Fine-Tuning Llama 3.2 for BRD Extraction

The Challenge

In enterprise project management, Business Requirements Documents (BRDs) contain critical project estimation data - effort hours, timelines, and costs - buried within lengthy unstructured text. Manually extracting this information is time-consuming and error-prone, making it difficult to analyze project patterns or build predictive models at scale.

The challenge was to build an intelligent extraction system that could:

Parse unstructured BRD documents with varying formats
Extract three key fields: Effort Hours, Timeline (Weeks), and Cost (USD)
Generate validated, structured JSON outputs
Run efficiently on consumer hardware without GPU requirements

The Approach

I built a specialized extraction system by fine-tuning Meta's Llama 3.2 1B model using state-of-the-art parameter-efficient techniques. The approach consisted of four key phases:

1. Synthetic Data Generation

Since no public BRD dataset exists, I generated 1,200+ synthetic training examples using Claude/GPT-4, covering diverse industries and project types. Each document included ground-truth labels for supervised learning, ensuring full control over data quality and balance.

2. Parameter-Efficient Fine-Tuning

I leveraged QLoRA (Quantized Low-Rank Adaptation) to make training feasible on CPU:

8-bit quantization reduced memory footprint by 75%
LoRA adapters trained only ~0.5-2% of model parameters
Gradient accumulation achieved effective batch size of 32
Training completed in 12-24 hours on Intel MacBook Pro (or 1-2 hours on free Colab T4 GPU)

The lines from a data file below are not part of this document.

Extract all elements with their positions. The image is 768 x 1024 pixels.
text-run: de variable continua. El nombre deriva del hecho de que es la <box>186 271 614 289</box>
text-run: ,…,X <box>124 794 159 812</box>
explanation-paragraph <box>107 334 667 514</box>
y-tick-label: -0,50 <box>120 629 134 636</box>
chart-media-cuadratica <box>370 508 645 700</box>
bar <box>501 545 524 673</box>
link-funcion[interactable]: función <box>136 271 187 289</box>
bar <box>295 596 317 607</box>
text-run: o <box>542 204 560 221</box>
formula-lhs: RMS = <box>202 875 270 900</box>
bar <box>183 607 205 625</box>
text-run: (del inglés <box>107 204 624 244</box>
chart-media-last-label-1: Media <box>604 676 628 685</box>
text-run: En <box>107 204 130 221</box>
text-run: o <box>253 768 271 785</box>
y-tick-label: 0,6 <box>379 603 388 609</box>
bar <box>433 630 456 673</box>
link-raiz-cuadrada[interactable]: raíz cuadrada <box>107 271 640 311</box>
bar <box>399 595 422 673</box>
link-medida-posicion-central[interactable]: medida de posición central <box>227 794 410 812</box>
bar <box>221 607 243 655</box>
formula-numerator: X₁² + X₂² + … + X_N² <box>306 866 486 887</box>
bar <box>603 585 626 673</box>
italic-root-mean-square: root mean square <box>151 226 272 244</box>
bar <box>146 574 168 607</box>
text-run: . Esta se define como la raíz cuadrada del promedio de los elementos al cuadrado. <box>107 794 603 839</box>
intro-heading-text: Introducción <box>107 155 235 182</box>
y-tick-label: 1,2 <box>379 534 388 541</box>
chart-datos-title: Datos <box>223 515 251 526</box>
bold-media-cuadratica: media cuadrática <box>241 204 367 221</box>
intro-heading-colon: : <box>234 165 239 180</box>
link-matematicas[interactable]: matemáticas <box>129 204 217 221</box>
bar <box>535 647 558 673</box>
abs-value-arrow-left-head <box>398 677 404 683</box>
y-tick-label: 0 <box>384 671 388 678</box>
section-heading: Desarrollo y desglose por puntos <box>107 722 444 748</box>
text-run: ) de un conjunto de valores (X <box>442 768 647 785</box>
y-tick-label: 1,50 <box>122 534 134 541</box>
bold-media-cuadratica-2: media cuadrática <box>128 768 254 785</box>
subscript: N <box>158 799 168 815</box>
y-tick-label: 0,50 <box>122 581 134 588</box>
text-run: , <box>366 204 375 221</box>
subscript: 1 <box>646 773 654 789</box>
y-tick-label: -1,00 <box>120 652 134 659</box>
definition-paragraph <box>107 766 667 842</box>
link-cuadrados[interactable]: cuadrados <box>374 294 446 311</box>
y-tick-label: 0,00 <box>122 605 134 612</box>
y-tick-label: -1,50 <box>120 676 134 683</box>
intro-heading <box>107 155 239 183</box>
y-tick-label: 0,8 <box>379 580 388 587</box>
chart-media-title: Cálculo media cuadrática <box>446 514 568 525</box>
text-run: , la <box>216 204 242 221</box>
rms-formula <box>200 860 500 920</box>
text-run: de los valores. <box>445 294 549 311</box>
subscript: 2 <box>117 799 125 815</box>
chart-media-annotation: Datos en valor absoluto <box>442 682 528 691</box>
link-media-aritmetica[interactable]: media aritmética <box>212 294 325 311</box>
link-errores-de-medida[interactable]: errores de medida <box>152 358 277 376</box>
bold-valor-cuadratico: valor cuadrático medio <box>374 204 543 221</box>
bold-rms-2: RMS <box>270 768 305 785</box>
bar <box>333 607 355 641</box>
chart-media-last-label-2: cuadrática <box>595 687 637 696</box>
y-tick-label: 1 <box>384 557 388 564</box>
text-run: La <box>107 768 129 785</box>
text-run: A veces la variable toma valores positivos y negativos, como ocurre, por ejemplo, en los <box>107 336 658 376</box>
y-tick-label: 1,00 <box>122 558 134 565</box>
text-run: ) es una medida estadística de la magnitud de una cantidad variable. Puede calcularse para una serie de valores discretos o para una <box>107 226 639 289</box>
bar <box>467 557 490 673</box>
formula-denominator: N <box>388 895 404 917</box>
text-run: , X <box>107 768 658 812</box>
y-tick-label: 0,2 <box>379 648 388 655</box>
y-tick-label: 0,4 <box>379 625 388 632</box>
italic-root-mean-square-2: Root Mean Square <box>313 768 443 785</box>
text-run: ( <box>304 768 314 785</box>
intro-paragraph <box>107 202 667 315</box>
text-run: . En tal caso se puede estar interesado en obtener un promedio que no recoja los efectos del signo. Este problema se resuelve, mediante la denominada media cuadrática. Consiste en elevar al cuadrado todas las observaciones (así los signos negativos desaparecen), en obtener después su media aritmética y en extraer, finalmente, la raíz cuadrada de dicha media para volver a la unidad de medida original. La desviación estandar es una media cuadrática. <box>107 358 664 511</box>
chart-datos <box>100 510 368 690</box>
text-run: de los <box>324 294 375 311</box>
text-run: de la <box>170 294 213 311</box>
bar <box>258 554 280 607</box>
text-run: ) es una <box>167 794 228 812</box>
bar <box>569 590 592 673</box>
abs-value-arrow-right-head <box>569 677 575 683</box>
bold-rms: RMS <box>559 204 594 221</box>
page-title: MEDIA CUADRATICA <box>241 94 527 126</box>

3. Type-Safe Output Validation

Integrated Pydantic schemas for production-ready extraction:

Automatic type coercion and validation
Custom business logic validators
Clear error handling for malformed outputs
Reliable data contracts for downstream systems

4. Comprehensive Evaluation Pipeline

Built multi-metric evaluation framework comparing base vs fine-tuned models:

Exact match accuracy
Field-level MAE, RMSE, and R² scores
Error analysis and visualization
A/B testing on unseen examples

Technical Implementation

Core Technologies:

Model: Meta Llama 3.2 1B (via Hugging Face Transformers)
Fine-Tuning: QLoRA with PEFT, TRL, and bitsandbytes
Validation: Pydantic 2.x with custom validators
Framework: PyTorch with Accelerate
Data: Synthetic generation with Claude API
Interface: Interactive Gradio demo

Key Training Parameters:

LoRA Rank: 8
LoRA Alpha: 16
Learning Rate: 2e-4
Batch Size: 1 (gradient accumulation: 32)
Epochs: 3
Max Sequence Length: 2048
Quantization: 8-bit

The project includes 7 structured Jupyter notebooks covering the complete pipeline from setup through deployment, with production-ready code and comprehensive documentation.

Results & Learnings

Performance Metrics

The fine-tuned model dramatically outperformed the base model:

Metric	Base Model	Fine-Tuned	Improvement
Valid JSON Rate	~30%	~95%	+65%
Exact Match	~5%	~75%	+70%
Field Accuracy (±10%)	~40%	~85%	+45%

Field-level precision showed strong predictive power:

Effort Hours: MAE ~45 hrs, R² 0.92
Timeline: MAE ~1.2 weeks, R² 0.88
Cost: MAE ~$5,500, R² 0.90

Key Learnings

CPU Fine-Tuning is Viable: QLoRA enables training billion-parameter models on consumer hardware, democratizing LLM customization
Parameter Efficiency Works: Training only 0.5-2% of parameters achieved 70%+ accuracy improvements while keeping adapter weights under 50MB
Synthetic Data Solves Cold Start: High-quality synthetic data generation overcomes the lack of specialized training datasets
Type Safety is Critical: Pydantic validation transforms unreliable LLM outputs into production-ready structured data
Optimization Matters: Techniques like gradient checkpointing, 8-bit quantization, and gradient accumulation make the difference between feasible and infeasible training

Future Extensions

This approach generalizes to other structured extraction tasks including contract analysis, invoice processing, resume parsing, and medical record extraction. Potential improvements include grammar-constrained generation, confidence scoring, and reasoning explanations for extractions.

Impact

This project demonstrates end-to-end MLOps proficiency including model selection, efficient fine-tuning, evaluation methodology, and production deployment. It showcases practical application of cutting-edge techniques (QLoRA, LoRA, quantization) to solve real business problems with limited computational resources.